We learned that two events — A and B — are mutually exclusive if they cannot occur both at the same time. If one event happens, the other cannot possibly happen anymore, and vice-versa. Examples of mutually exclusive events include:

+ Getting a 5 (event A) and getting a 3 (event B) when we roll a regular six-sided die — it's impossible to get both a 5 and a 3.
+ A coin lands on heads (event A) and tails (event B) — it's impossible to flip a coin and see it landing on both heads and tails.

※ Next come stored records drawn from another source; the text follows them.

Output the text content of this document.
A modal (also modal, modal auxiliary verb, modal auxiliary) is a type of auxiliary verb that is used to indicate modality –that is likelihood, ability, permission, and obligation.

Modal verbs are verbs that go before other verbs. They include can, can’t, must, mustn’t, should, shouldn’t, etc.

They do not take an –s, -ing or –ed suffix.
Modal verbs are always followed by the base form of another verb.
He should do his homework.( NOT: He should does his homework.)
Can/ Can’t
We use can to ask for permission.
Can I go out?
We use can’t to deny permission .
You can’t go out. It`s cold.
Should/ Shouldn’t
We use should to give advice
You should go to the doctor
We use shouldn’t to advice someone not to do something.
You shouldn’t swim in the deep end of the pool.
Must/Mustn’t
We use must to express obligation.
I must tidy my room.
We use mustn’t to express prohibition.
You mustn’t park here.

If two events A and B are mutually exclusive, then it's impossible that they both occur, which means (A ∩ B) is an impossible event (and the probability of impossible events is always 0):

\begin{equation}
P(A \cap B) = 0 
\end{equation}

Both independence and exclusivity describe the relationship between two or more events, and we see that they have different mathematical meanings:

\begin{aligned}
\text{Independence} &\implies P(A \cap B) = P(A) \cdot P(B) \\
\text{Dependence} &\implies P(A \cap B) = P(A) \cdot P(B|A) \\
\text{Exclusivity} &\implies P(A \cap B) = 0 
\end{aligned}

Let's take a quick look at a few examples. Say we roll a fair six-sided die twice and consider these four events:

+ Event A: We get a 4 on the first roll.
+ Event B: We get a 2 on the second roll.
+ Event C: We get an even number on the first roll.
+ Event D: We get a 5 on the first roll

If event A happens, then the probability of event B stays the same, since the result of the first roll doesn't influence the result of the second one in any way — this means A and B are __independent__. Also, we can get a 4 on the first roll (event A) and a 2 on the second roll (event B), which means A and B are __not mutually exclusive__.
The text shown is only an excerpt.